The total afterflame time (total combustion time) is “Σt” (unit: sec), the afterflame time (maximum combustion time) of each sample is “Maxt” (unit: sec), and the number of surface ignitions by drip is “ “Drip” (unit: / 10).

[Fluidity assessment]
The flowability of each polycarbonate resin composition was determined by drying pellets obtained by the above-described production method at 120 ° C. for 5 hours, and then using a Koka type flow tester (manufactured by Shimadzu Corporation) at a temperature of 280 ° C. and a load. Under the condition of 160 kgf / cm ² , the outflow amount “Q value” per unit time was measured and evaluated. The orifice used here has a diameter of 1 mm and a length of 10 mm. The results are shown in Table 2. (Abbreviated as “Q”)
In addition, Q value means that fluidity | liquidity is so high that a value is large, and preferable.

[Impact resistance evaluation]
After the pellets obtained by the above-described production method were dried at 120 ° C. for 4 hours or longer, a M150AII-SJ type injection molding machine manufactured by Meiki Seisakusho was used, and the cylinder temperature was 280 ° C., the mold temperature was 80 ° C., and the molding cycle was 55 A test piece having a thickness of 3.2 mm in accordance with ASTM D256 was prepared under the conditions of seconds, and a 0.25R notch was cut into the test piece, and the Izod impact strength (unit: J / m) was measured at 23 ° C. It was measured. The results are shown in Table 2. (Abbreviated as “Izod”)

  As can be seen from Table 2, the test pieces of Examples 1 to 3 exhibit high flame retardancy. As can be seen from comparison with Comparative Example 1, this flame retardancy is higher than when only the phosphorus-based flame retardant is contained in the polycarbonate resin composition. Similarly, when Examples 1 to 3 are compared with Comparative Example 1, it can be seen that the flowability is improved without impairing the impact resistance by containing the diaryl ether compound. Moreover, when Examples 1-3 and Comparative Example 2 were compared and the diaryl ether compound was contained only by the predetermined amount, it has confirmed that the outstanding effect which was not in the above was exhibited.
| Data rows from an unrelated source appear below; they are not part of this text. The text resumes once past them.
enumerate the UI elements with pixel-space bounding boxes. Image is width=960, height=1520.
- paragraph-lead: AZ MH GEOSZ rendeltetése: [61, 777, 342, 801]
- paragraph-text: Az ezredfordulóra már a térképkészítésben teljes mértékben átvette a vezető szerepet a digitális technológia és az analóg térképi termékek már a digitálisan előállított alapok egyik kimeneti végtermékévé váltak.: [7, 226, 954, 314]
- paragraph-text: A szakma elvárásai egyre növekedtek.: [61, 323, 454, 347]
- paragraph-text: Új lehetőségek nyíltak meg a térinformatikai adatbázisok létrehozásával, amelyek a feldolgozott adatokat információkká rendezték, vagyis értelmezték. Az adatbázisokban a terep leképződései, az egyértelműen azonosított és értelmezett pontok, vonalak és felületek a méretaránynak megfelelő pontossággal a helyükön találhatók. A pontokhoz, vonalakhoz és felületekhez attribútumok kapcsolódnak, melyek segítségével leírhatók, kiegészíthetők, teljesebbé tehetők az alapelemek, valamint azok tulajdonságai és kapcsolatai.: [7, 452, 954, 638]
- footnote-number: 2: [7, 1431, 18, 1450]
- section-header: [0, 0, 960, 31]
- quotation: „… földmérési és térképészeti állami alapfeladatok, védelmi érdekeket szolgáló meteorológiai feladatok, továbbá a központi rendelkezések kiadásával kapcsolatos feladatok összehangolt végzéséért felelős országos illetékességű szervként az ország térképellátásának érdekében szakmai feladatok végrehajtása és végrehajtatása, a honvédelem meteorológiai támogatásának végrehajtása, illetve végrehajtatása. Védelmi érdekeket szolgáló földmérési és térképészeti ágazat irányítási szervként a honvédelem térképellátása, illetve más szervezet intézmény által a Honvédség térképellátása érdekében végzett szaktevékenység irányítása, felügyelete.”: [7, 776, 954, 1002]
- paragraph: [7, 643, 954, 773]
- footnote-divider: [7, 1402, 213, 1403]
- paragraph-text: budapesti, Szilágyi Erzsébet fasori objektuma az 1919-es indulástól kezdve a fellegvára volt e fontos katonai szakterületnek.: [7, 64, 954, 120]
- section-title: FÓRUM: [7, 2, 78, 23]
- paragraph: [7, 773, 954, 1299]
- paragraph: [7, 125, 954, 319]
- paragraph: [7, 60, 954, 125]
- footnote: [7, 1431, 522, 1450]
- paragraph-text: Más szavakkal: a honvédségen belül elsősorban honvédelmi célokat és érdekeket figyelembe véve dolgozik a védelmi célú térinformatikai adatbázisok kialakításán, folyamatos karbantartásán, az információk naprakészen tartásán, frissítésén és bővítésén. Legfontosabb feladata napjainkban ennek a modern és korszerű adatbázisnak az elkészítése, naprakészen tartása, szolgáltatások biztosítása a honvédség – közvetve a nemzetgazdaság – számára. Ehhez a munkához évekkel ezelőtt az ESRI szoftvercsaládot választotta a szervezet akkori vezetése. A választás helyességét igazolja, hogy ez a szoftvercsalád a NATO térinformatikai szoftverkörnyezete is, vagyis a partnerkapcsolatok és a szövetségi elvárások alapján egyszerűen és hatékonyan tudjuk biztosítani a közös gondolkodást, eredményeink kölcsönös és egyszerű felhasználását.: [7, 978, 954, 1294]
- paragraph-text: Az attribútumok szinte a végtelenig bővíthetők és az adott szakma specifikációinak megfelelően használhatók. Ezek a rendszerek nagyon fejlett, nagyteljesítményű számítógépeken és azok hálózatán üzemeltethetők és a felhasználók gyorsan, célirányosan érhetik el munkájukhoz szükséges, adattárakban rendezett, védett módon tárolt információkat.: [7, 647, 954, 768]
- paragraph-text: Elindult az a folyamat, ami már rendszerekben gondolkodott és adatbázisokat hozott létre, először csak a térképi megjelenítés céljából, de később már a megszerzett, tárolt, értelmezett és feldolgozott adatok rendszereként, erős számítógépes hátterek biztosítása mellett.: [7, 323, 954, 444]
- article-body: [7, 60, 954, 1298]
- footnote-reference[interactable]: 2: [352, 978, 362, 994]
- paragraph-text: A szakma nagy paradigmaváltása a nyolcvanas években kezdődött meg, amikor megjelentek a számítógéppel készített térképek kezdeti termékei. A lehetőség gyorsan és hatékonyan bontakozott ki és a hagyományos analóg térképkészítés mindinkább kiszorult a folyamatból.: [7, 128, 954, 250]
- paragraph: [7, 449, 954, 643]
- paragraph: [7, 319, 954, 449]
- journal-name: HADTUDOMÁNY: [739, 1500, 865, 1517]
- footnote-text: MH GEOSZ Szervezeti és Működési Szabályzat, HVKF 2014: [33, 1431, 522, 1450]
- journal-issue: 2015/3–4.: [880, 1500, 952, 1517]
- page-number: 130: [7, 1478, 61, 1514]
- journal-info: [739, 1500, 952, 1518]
  The present invention can be used in a wide range of industrial fields. For example, electrical and electronic equipment and parts thereof, OA equipment, information terminal equipment, mechanical parts, home appliances, vehicle parts, building members, various containers, and leisure goods. -It is suitable for use in fields such as general merchandise and lighting equipment.

Claims (3)

100 parts by weight of polycarbonate resin;
3 to 15 parts by weight of a phosphorus-based flame retardant,
0.01 to 1 part by weight of a fluoropolymer;
A polycarbonate resin composition comprising 0.1 to 6 parts by weight of a diaryl ether compound represented by the following formula (1).

[In the formula (1), R ^a and R ^b each independently represent an aliphatic hydrocarbon group having 10 to 30 carbon atoms, and Ar each independently represents an aromatic group having 6 to 12 carbon atoms. , M and n represent integers satisfying 0 ≦ m ≦ 7, 0 ≦ n ≦ 7 and 1 ≦ m + n. ] The polycarbonate resin composition according to claim 1, wherein the phosphorus-based flame retardant is a phosphate ester represented by the following formula (2).

[Wherein R 1, R 2, R 3 and R 4 each represent an alkyl group having 1 to 6 carbon atoms or an aryl group having 6 to 20 carbon atoms which may be substituted with an alkyl group, and p, q, r and s is 0 or 1, respectively, m is an integer of 1 to 5, and X represents an arylene group] Furthermore, the impact modifier per 100 parts by weight of polycarbonate resin, Po polycarbonate resin composition according to claim 1 or 2, characterized in that it contains 0.5 to 20 parts by weight.